For our research, we use the following prompts:
- "Approach the video by thinking about the reasons behind the actions and their order in time, and choose the most relevant option."
- "Approach the video by thinking about the reasons behind the actions and their order in time, and please answer with yes or no."
- "Analyze the video frame-by-frame for this event, answer yes or no:"
- "Choose the option that best matches the visual content of the video."
- "Does the video show this event happening? Answer yes or no, focusing on timing:"
- "Consider the beginning, middle, and end of the video. Which caption best summarizes the overall temporal narrative?"Choose the option that best matches the visual content of the video."

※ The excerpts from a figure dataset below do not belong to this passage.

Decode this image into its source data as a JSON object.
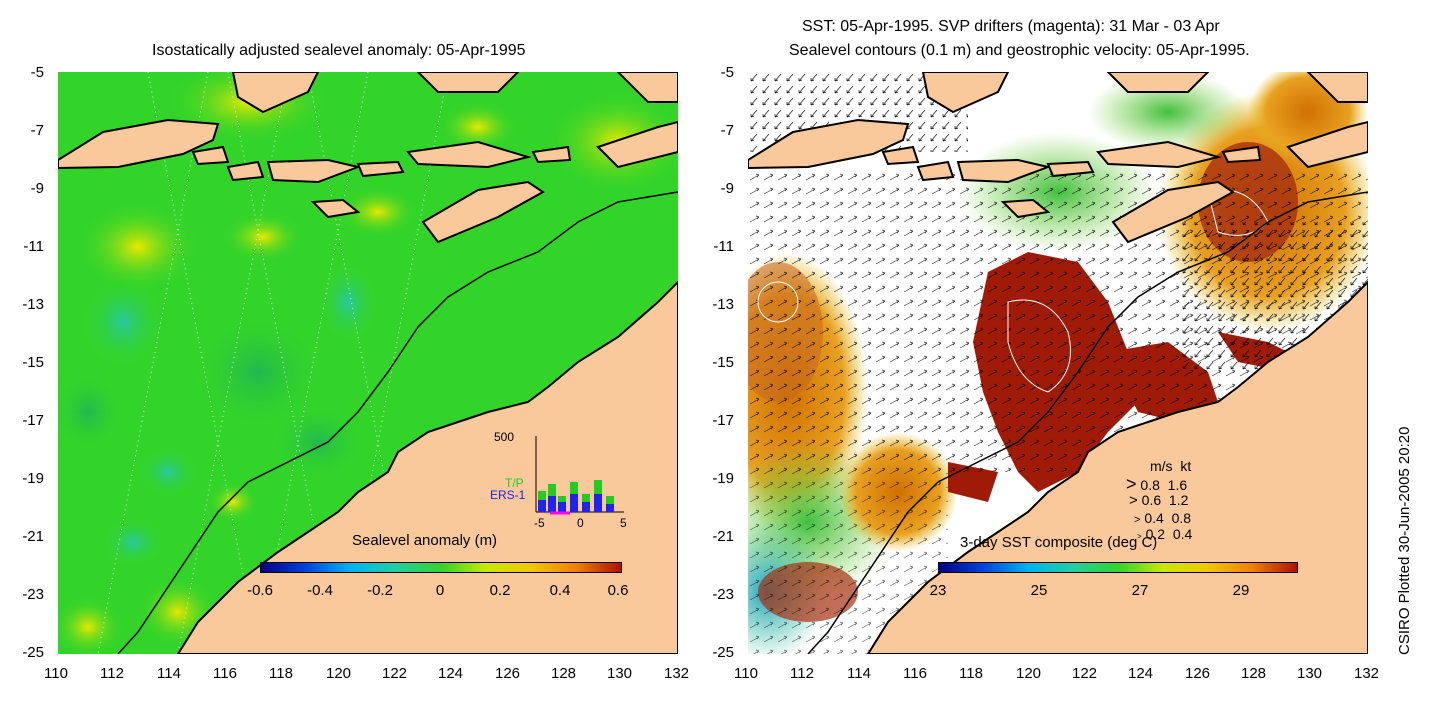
{
  "left_panel": {
    "title": "Isostatically adjusted sealevel anomaly: 05-Apr-1995",
    "colorbar_label": "Sealevel anomaly (m)",
    "colorbar_ticks": [
      "-0.6",
      "-0.4",
      "-0.2",
      "0",
      "0.2",
      "0.4",
      "0.6"
    ],
    "histogram": {
      "ymax_label": "500",
      "series": [
        "T/P",
        "ERS-1"
      ],
      "series_colors": [
        "#22cc22",
        "#2222ee"
      ],
      "x_ticks": [
        "-5",
        "0",
        "5"
      ]
    }
  },
  "right_panel": {
    "title_line1": "SST: 05-Apr-1995. SVP drifters (magenta): 31 Mar - 03 Apr",
    "title_line2": "Sealevel contours (0.1 m) and geostrophic velocity: 05-Apr-1995.",
    "colorbar_label": "3-day SST composite (deg C)",
    "colorbar_ticks": [
      "23",
      "25",
      "27",
      "29"
    ],
    "velocity_legend": {
      "header": [
        "m/s",
        "kt"
      ],
      "rows": [
        [
          "0.8",
          "1.6"
        ],
        [
          "0.6",
          "1.2"
        ],
        [
          "0.4",
          "0.8"
        ],
        [
          "0.2",
          "0.4"
        ]
      ]
    }
  },
  "axes": {
    "y_ticks": [
      "-5",
      "-7",
      "-9",
      "-11",
      "-13",
      "-15",
      "-17",
      "-19",
      "-21",
      "-23",
      "-25"
    ],
    "x_ticks": [
      "110",
      "112",
      "114",
      "116",
      "118",
      "120",
      "122",
      "124",
      "126",
      "128",
      "130",
      "132"
    ],
    "lat_range": [
      -25,
      -5
    ],
    "lon_range": [
      110,
      132
    ]
  },
  "credit": "CSIRO Plotted 30-Jun-2005 20:20",
  "colors": {
    "land": "#f9c89b",
    "ocean_green": "#33d42a",
    "coast": "#000000"
  }
}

During evaluation, run the following command to not overwrite other results:
python eval_<task-type>.py --video_llm video-llava --disable_llm --input_path run_video_llava/predictions_prompt --output_path auto_eval_results_prompt
For running optical flow experiments, in processing_video.py
the variable mode
should be set to optical_flow_arrow
. This file can be found in run_video_llava/llava/model/multimodal_encoder/languagebind/video
. Optical flow arrows will then be added to the (prior) sampled frames for each video.
For running the time encoding experiments, in the file run_video_llava/llava/model/llava_arch.py
, the time_encoding_type
should be set to None
(for the vanilla model), Timestamps
or FrameOrder
.
This dataset is intended for academic research only. It is under CC BY-NC 4.0 License.